Paper No. 4
Presentation Time: 2:15 PM
DETERMINATION OF THE MAGNITUDE OF MERCURY METHYLATION IN THE WATER COLUMN OF A RIVER WITH HIGH DISSOLVED ORGANIC CARBON, LOWER OUACHITA RIVER, UNION AND ASHLEY COUNTIES, ARKANSAS
Conventional approaches to mercury (Hg) methylation research in riverine systems have focused on processes below the sediment-water interface, where redox conditions are most favorable for the conversion of inorganic Hg (Hg II) to methylmercury (MeHg) by anaerobic bacteria; however, recent studies in marine systems have shown a positive correlation between dissolved organic carbon (DOC) and MeHg concentrations in the water column, suggesting the important role of organic carbon in the production of MeHg and hinting at methylation within the water column. The Ouachita River in southern Arkansas contains five river segments listed as impaired by the Arkansas Department of Environmental Quality because of Hg concentrations in fish tissue.

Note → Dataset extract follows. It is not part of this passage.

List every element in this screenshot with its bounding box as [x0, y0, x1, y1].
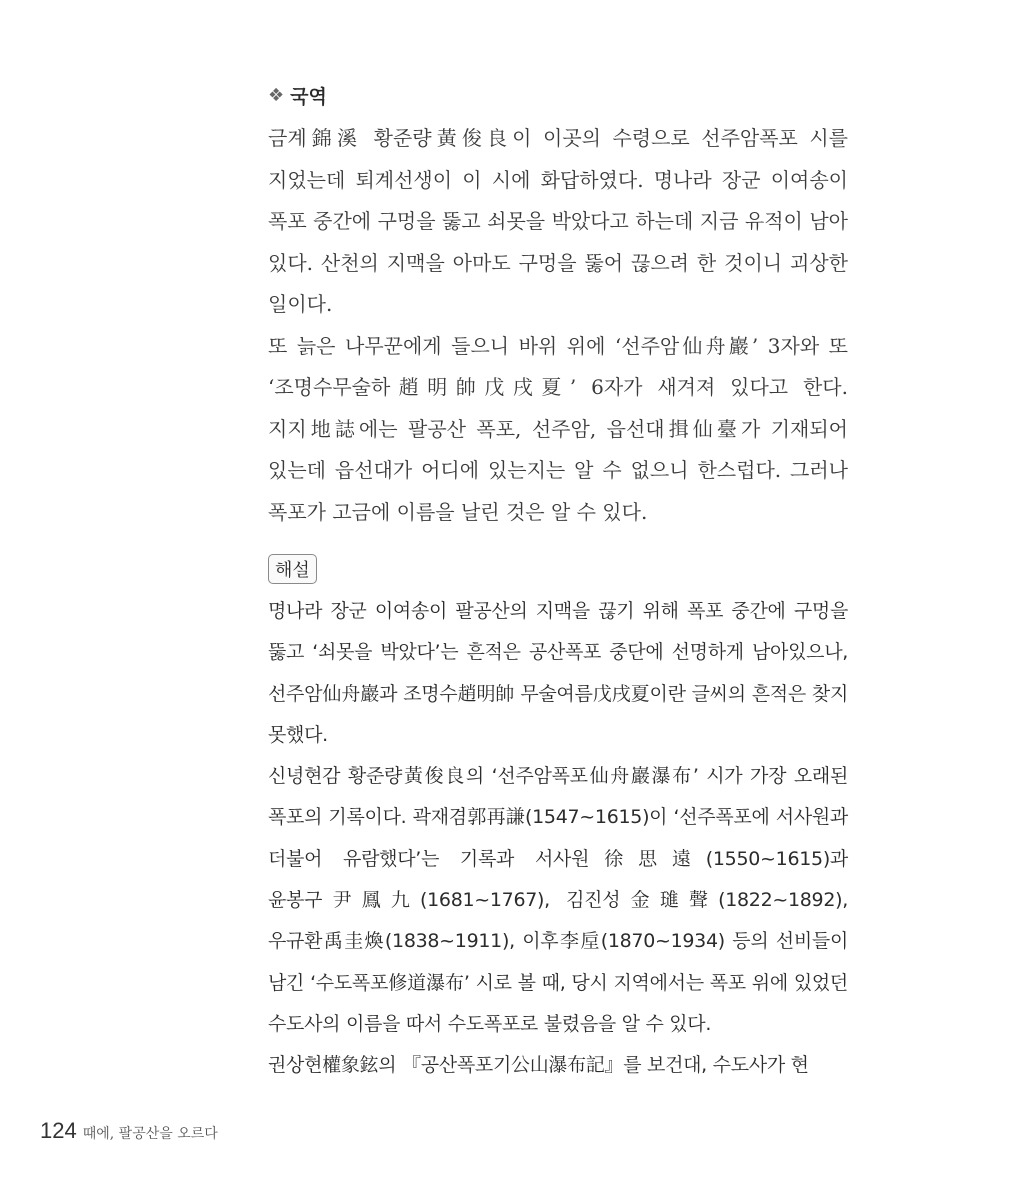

Previous studies in Arkansas have used GIS technology and statistical methods with Hg data in fish tissue to identify and characterize rivers with high levels of mercury contamination, determining that there is a higher frequency of occurrence of the highest MeHg concentration class (> 1 mg/kg) in the Gulf Coastal Plain region where the lower Ouachita River is located. Few data are available for Hg and MeHg concentrations in water in Arkansas, so a comprehensive characterization of Hg and MeHg is necessary to assess the controls on toxic MeHg production in this river. Historical data reflecting high concentrations of DOC (> 6 mg/L) for the lower Ouachita River and high concentrations of MeHg in fish tissue (> 1 mg/kg) make this system an important candidate for investigation of the potential link between DOC and MeHg. To assess the distribution and production of MeHg in the lower Ouachita River, water and bed sediment samples will be collected at three sites during the summer of 2010 and analyzed for Hg, MeHg, and DOC. Hg and MeHg concentrations will be assessed within the water column at the epi-benthic zone from the sampling locations and compared to DOC to determine water column contributions of MeHg and DOC influence on methylation. Bed sediment contributions of MeHg will be assessed by comparing water column concentrations of MeHg to bed sediment concentrations. The study will use state-of-the-science low-level Hg sampling protocols and analytical methods capable of detecting total Hg and MeHg in water to 0.04 ng/L.